Любовь. Одиночество. Ревность
Шрифт:
— Старая стала, три года назад могла сколько угодно на полке валяться, а теперь нет, кости болят…
— О эти мужчины. Зачем они мне? Одни пьют, другие курят, мне и без них хорошо…
— Что ты, мясо в жаровне теперь никто уже не жарит…
Все эти красавицы, которых робеешь, на которых приучаешь себя смотреть как на сказку, внутри, конечно же, по свойственной всем одной человеческой природе оказываются обыкновенными простыми людьми. Которые тоже, как и все, хотят простых естественных отношений, тепла и обыденного, желаемого всеми “смертными” людского счастья. И мало того, они еще и могут быть глуповаты (что меня в конечном счете и смутило больше всего: ну что с такой девчушкой может быть? Две недели любви? В то время как ей нужно совсем иное…), но им, красавицам, ум и необязателен. С них достаточно их все затмевающей ослепительной красоты… И — что делает красота!.. — я сразу стал замечать красоту всюду. Сразу отметил короткие пухлые запястья молодой матери двух детей, продолжающей попадаться на глаза в проходе, запястья, которые отдают чем-то домашним, соблазнительно сексуальным, молодым, общежитьевским, из городских рабочих кварталов, открыто чувственным. Стал замечать в вагоне много интересных людей, деталей, сцен, происшествий. И даже после долгой отстраненности опять повлекли к себе сами лица людей. Опять стало интересно человеческое лицо, в угадывании которого я так преуспел прежде. Опять стал находить прелесть в его выражениях, масках, даже глупых ужимках. Находить прелесть во всюду ведущихся простых пустячных разговорах, в пустом обыденном времяпрепровождении. И даже показались гениальными слова мужиков по соседству: "А что не пить? Что делать-то еще?!." И это, видимо, и было отпущенное мне счастье. О том, что оно временно, я, естественно, знал. Вот так сидеть и смотреть. Мы напротив друг друга. Вокруг нас люди… Пожилой мужчина, вынужденный все же уступить нижнее место соседке, кряхтя, лез на верхнюю полку, и там, ворча и отвечая на поощрительные слова соседей о долге мужчины, сказанные ему вдогонку, раздраженно заявлял, что он старик и давно уже не мужчина… Или мужская компания по соседству готовилась к выходу из поезда и, как выяснялось, к встрече с невестой, к которой взрослые мужчины везли жениха, рыжего, вихрастого, веснушчатого парня…— Что ты, ты такой справный, красивый…

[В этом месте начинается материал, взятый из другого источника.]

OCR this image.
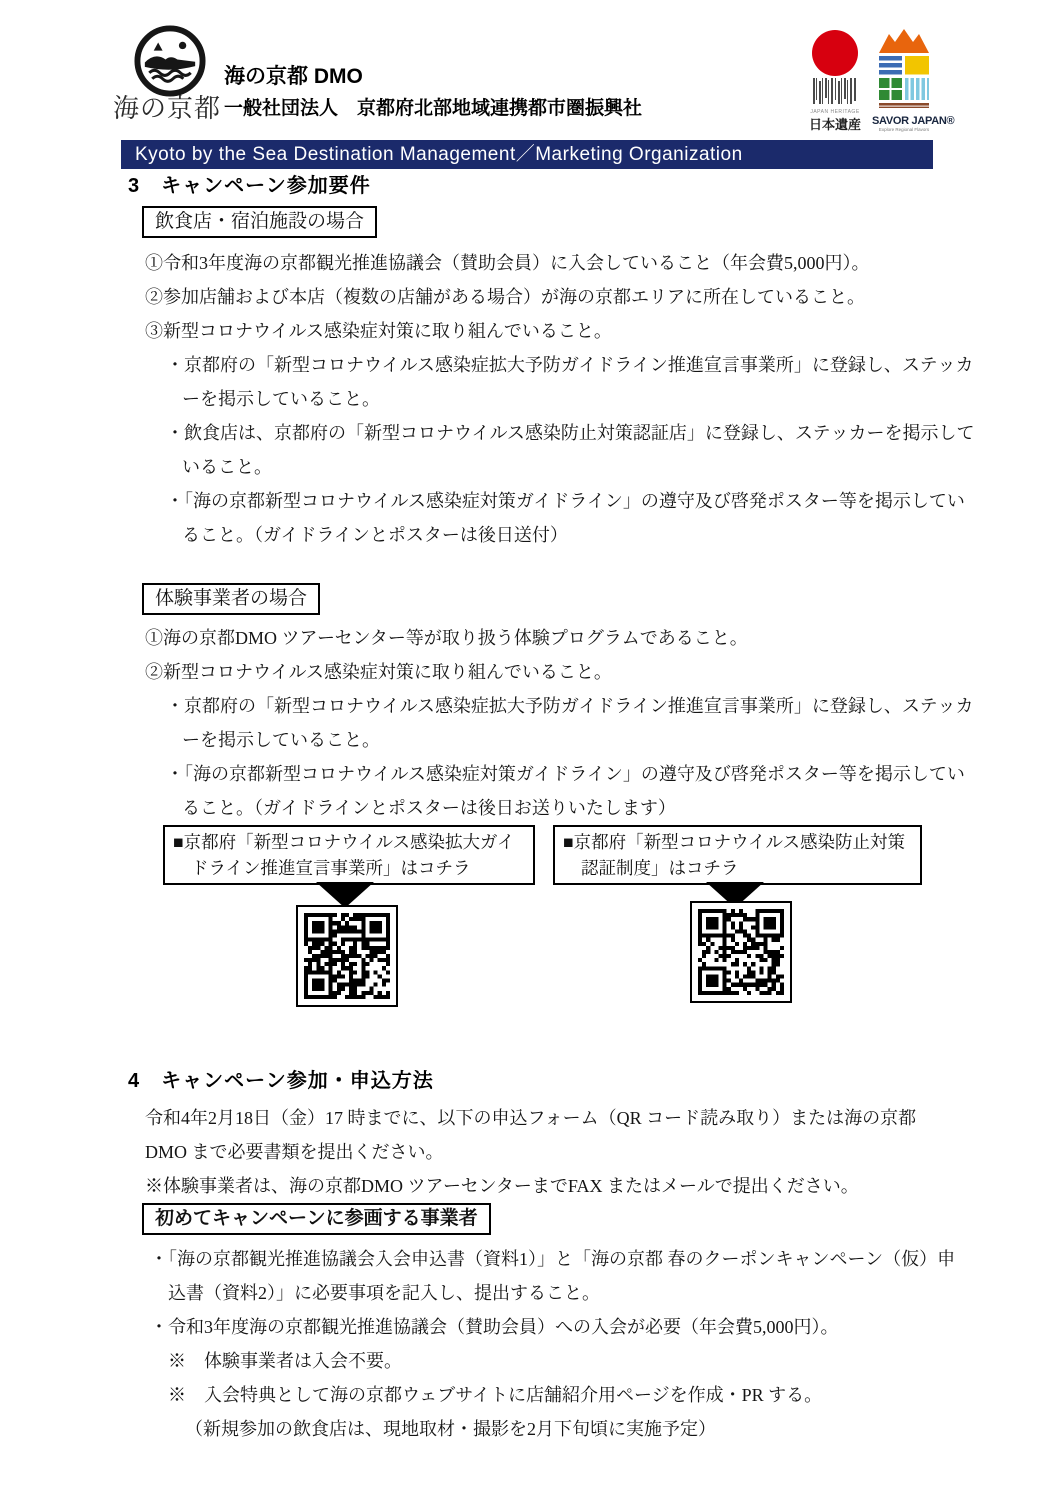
海の京都
海の京都 DMO
一般社団法人　京都府北部地域連携都市圏振興社	JAPAN HERITAGE
日本遺産 SAVOR JAPAN®
Explore Regional Flavors
Kyoto by the Sea Destination Management／Marketing Organization
3　キャンペーン参加要件
飲食店・宿泊施設の場合
①令和3年度海の京都観光推進協議会（賛助会員）に入会していること（年会費5,000円）。
②参加店舗および本店（複数の店舗がある場合）が海の京都エリアに所在していること。
③新型コロナウイルス感染症対策に取り組んでいること。
・京都府の「新型コロナウイルス感染症拡大予防ガイドライン推進宣言事業所」に登録し、ステッカ
ーを掲示していること。
・飲食店は、京都府の「新型コロナウイルス感染防止対策認証店」に登録し、ステッカーを掲示して
いること。
・「海の京都新型コロナウイルス感染症対策ガイドライン」の遵守及び啓発ポスター等を掲示してい
ること。（ガイドラインとポスターは後日送付）
体験事業者の場合
①海の京都DMO ツアーセンター等が取り扱う体験プログラムであること。
②新型コロナウイルス感染症対策に取り組んでいること。
・京都府の「新型コロナウイルス感染症拡大予防ガイドライン推進宣言事業所」に登録し、ステッカ
ーを掲示していること。
・「海の京都新型コロナウイルス感染症対策ガイドライン」の遵守及び啓発ポスター等を掲示してい
ること。（ガイドラインとポスターは後日お送りいたします）
■京都府「新型コロナウイルス感染拡大ガイ
ドライン推進宣言事業所」はコチラ
■京都府「新型コロナウイルス感染防止対策
認証制度」はコチラ
4　キャンペーン参加・申込方法
令和4年2月18日（金）17 時までに、以下の申込フォーム（QR コード読み取り）または海の京都
DMO まで必要書類を提出ください。
※体験事業者は、海の京都DMO ツアーセンターまでFAX またはメールで提出ください。
初めてキャンペーンに参画する事業者
・「海の京都観光推進協議会入会申込書（資料1）」と「海の京都 春のクーポンキャンペーン（仮）申
込書（資料2）」に必要事項を記入し、提出すること。
・令和3年度海の京都観光推進協議会（賛助会員）への入会が必要（年会費5,000円）。
※　体験事業者は入会不要。
※　入会特典として海の京都ウェブサイトに店舗紹介用ページを作成・PR する。
（新規参加の飲食店は、現地取材・撮影を2月下旬頃に実施予定）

— Ну, положим, не испугать ее моя главная задача…
Прошел мимо парнишка из чужого вагона. Прошел по проходу половину пути, заметил Таню, оглянулся.— Ну еще раз оглянись, — она недовольно ему вслед. Он и на самом деле в конце вагона опять оглянулся.
— Вот ведь! Ну, еще раз оглянись?
Он и еще раз от самой двери на нее посмотрел.— Вот ведь? И чего оглядываться?..
— Нашел, видимо, что-то примечательное, — улыбаюсь я.
— Ничего особенного. Обыкновенный человек.
Я лишь прикусываю губу и отворачиваюсь в окно. Или наблюдаем за древними старушками в конце вагона, одна из которых, назвавшись бывшей актрисой, жестикулируя старческими морщинистыми руками, без конца декламирует что-то остальным. А то слушаем своих соседок, как они прорабатывают меж собой молодую мать, которую тетя Оля застала в тамбуре целующейся с матросиком. И, главное, ничего не надо из себя вымучивать, ни острить, ни развлекать. Хочешь — говоришь, хочешь — нет. Не стараешься привлекать ее внимание. Нечего говорить — смотришь в окно, и не угнетает молчание, хотя она напротив тебя и тоже в окно смотрит. Что и говорить, это безусловно счастье… Бабушки еще создавали фон (для них вся ситуация была вообще как специально для наслаждения):— Любовь с первого взгляда — это на всю жизнь. Так и бывает. Муж мой двадцать лет до самой смерти меня на руках носил…
— Да, — поддерживала другая. — Любовь с первого взгляда самая крепкая…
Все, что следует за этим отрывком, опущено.